Security Settings

Security Settings Guide

OK Recommend - OKX Registration Tutorial security guides covering 2FA, anti-phishing, device management, login protection and account safety checks.

What This Topic Page Helps You Do

Security Settings

Updated Mar 13, 2026

This security settings page is meant to connect 2FA, anti-phishing settings, login anomaly recovery and account safety checks into a clearer sequence before you dive into a single tutorial.
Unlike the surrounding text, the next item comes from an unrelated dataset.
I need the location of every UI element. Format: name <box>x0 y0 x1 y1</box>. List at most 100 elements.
If this is your first pass through the topic, set up strong 2FA and anti-phishing protection before dealing with device and login risks. While working through it, watch for relying only on SMS, ignoring suspicious login notices and leaving old devices attached.

Use This Order

01 Enable the main protection layer

Use app-based verification or a stronger method before anything else.

02 Add anti-phishing controls

Set the anti-phishing code and verify official email and site signals.

03 Audit devices and withdrawal controls

Remove unused devices and review whitelist settings where appropriate.

04 Prepare an access recovery path

Know what to do if a login flag, lost device or verification failure happens.

Start Here 3
Check These Three Points Before You Click Security Settings
Scope

2FA, anti-phishing settings, login anomaly recovery and account safety checks

Start with

set up strong 2FA and anti-phishing protection before dealing with device and login risks

Watch for

relying only on SMS, ignoring suspicious login notices and leaving old devices attached

Core Guide

OKX account security settings list (2026 version)

A directly executable OKX account security checklist: 2FA, anti-phishing code, withdrawal whitelist, device management and API permission control, suitable for novices and advanced users.

Security Settings
OKX account security settings list (2026 version)

FAQ

Security Settings FAQ

What should I read first on this security settings page?

Start with the broadest workflow article first. It gives you the full order for 2FA, anti-phishing settings, login anomaly recovery and account safety checks, then you can open a narrower troubleshooting guide only where needed.

Why keep this topic page if single tutorials already exist?

The topic page gives you the sequence, the common failure points and the internal links in one place. The single tutorials are still the detailed execution layer.

Which step usually causes the most friction here?

The most common friction point is relying only on SMS, ignoring suspicious login notices and leaving old devices attached. If you are already blocked, isolate that step first instead of changing multiple things at once.